In Part 1, we introduced a pending EU privacy and data protection regulation (the GDPR) which will carry fines for violations of up to 5% of global annual turnover (1 million Euros for smaller companies). We discussed how this regulation will present particular challenges for collection, storage, and use of data within EU and global organizations. Impact will be felt by data scientists in particular but also across the IT organization. In this post, we focus on the impact on data science and analytic applications and suggest steps to take in the immediate to near future to prevent fines and/or crippling data blackouts.
The GDPR emphasizes the individual’s rights to understand and control how their data are used. The impact of the GDPR for data scientists includes:
1. Ability to collect data. There will be an increased legislation of principles of Privacy by Design/Privacy by Default, which minimize the baseline collection level of data thru systems and processes (think, for example, of browser default settings). Individuals will need to give express consent for what data are collected and will need to be informed as to why the data are being collected.

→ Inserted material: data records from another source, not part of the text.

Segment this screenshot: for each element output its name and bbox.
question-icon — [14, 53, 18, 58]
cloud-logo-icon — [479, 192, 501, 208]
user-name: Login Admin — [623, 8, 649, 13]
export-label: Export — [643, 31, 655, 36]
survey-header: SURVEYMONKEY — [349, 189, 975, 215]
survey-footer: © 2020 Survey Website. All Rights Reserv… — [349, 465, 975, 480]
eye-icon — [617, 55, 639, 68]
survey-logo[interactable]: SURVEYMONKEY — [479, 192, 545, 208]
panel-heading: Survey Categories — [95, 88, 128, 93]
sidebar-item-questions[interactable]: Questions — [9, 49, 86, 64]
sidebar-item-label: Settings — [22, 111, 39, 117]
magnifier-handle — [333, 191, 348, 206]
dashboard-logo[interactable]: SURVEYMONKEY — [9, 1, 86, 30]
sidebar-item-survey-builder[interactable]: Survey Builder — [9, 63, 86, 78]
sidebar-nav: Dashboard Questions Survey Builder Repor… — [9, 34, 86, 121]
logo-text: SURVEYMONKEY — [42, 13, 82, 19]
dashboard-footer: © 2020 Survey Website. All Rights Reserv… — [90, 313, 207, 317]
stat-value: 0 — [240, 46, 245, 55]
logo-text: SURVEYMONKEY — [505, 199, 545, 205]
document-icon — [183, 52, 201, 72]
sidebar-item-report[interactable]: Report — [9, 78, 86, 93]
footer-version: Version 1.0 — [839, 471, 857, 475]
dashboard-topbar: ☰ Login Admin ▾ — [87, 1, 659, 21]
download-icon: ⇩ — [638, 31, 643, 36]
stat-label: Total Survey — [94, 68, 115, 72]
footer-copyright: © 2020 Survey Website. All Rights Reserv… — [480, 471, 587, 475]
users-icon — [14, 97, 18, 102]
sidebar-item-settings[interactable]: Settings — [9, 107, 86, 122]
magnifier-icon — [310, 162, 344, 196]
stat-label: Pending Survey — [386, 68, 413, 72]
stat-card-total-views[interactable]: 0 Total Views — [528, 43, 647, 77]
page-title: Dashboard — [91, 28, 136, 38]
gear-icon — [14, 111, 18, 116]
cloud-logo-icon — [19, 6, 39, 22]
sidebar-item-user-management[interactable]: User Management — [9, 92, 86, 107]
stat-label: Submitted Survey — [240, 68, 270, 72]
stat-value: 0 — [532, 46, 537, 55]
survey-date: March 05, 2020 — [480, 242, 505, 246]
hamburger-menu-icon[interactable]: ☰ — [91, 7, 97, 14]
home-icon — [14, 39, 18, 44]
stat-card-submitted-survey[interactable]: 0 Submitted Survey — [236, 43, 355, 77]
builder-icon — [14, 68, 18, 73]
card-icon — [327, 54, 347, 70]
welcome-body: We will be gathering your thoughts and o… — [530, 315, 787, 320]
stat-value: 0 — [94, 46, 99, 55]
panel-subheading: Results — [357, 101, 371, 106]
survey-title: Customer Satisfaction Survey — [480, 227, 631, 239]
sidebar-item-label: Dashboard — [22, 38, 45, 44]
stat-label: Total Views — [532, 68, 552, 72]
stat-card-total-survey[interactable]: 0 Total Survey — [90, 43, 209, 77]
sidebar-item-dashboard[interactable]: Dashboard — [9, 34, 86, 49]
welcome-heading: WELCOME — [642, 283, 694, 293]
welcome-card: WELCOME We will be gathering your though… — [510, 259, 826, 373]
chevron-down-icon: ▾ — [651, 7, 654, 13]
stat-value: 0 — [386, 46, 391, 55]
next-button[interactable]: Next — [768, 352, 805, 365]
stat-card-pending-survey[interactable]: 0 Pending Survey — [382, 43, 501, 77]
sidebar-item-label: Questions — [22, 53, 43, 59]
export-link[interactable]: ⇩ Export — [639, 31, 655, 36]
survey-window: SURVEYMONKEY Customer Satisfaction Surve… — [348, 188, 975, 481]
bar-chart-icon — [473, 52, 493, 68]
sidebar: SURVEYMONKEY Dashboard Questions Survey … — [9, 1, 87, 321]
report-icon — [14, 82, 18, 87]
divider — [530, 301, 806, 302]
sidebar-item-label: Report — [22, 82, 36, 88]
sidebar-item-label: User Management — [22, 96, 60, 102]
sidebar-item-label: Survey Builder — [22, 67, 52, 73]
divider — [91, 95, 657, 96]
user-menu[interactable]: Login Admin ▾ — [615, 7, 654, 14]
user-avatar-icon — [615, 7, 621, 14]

2. Ability to use data. It will become necessary to get express consent for each application of personal data. (Details here are still under debate, and there will likely be certain exceptions). This could severely impact the ability of data scientists to find new applications for existing data, as those applications will not have been listed in original consent forms. What’s important to note is that there will likely be a grandfathering of current consent. Thus, it is extremely important to assure that proper consent is in place now.
3. Ability to transfer data to and from third parties. Stiff regulatory fines will certainly produce an environment where corporations are very reluctant to buy, sell or share data that may be personal. In addition, right to privacy/erasure regulation may have strong implications on data sharing (details are still under discussion in the EU parliament). As a result, expect a drying up of certain data sources.
4. Customer Profiling will be specifically affected by the new regulations. In particular, the customer must be informed when and how data will be used to profile them with material impact (e.g. credit scoring, fraud detection, etc.). In addition, they must have the right to opt-out of automatic profiling algorithms (which will produce additional bias that must be dealt with in the model calibration). Finally, and significantly, companies can be held in violation if their profiling algorithms are not sufficiently robust.
5. Requirements in storing data. There are some significant issues here.
6. Much heavier emphasis on privacy in your company. A few factors will be at play here.
The GDPR is so significant that corporations are already beginning to prepare for its implementation. Compliance involves steps that cannot be taking overnight, and the accountability clause will require a documented awareness of data assets and systems, most likely including some type of data audit and risk assessment.
I recommend beginning now with the following steps:
1. Audit your entire data ecosystem now, and determine how it may expose you to privacy violations. Start with the structured data in your BI systems. Look at the dark data in your operational systems. Look at yo
ur Big Data, including the web log data and any sensor data. Document what is there, to where it is replicated, who has access, and what controls are in place. Document what data are personal and what may be made personal through various data science techniques. You’ll most likely need to do this audit within the next year or two anyway, so it’s best to do this now and already introduce necessary changes to product roadmaps.
2. Ensure that user consent is properly implemented before the GDPR takes effect. The reason this is so key is that the current status of the GDPR allows user consent to be grandfathered in. Your ability to use any data that you have collected may be severely limited under the GDPR if you do not have proper user consent.
3. Ensure that all product roadmaps comply with the principles of Privacy by Design. If you aren’t already familiar with the concepts of privacy by design/privacy by default, then become familiar. Communicate with product owners so that products developed in the future maintain full functionality while still complying with the restrictions on data collection required by the GDPR. Design these products so that business critical data can be collected in a way that honors privacy laws while still enabling the business to be data driven to the fullest possible extent.
4. Initiate dialogue with your corporate privacy officer or external expert. The stakes have become quite high, and the subject matter is complex. There will need to be strong 2-way communication between legal and technical experts, and that communication should start very soon.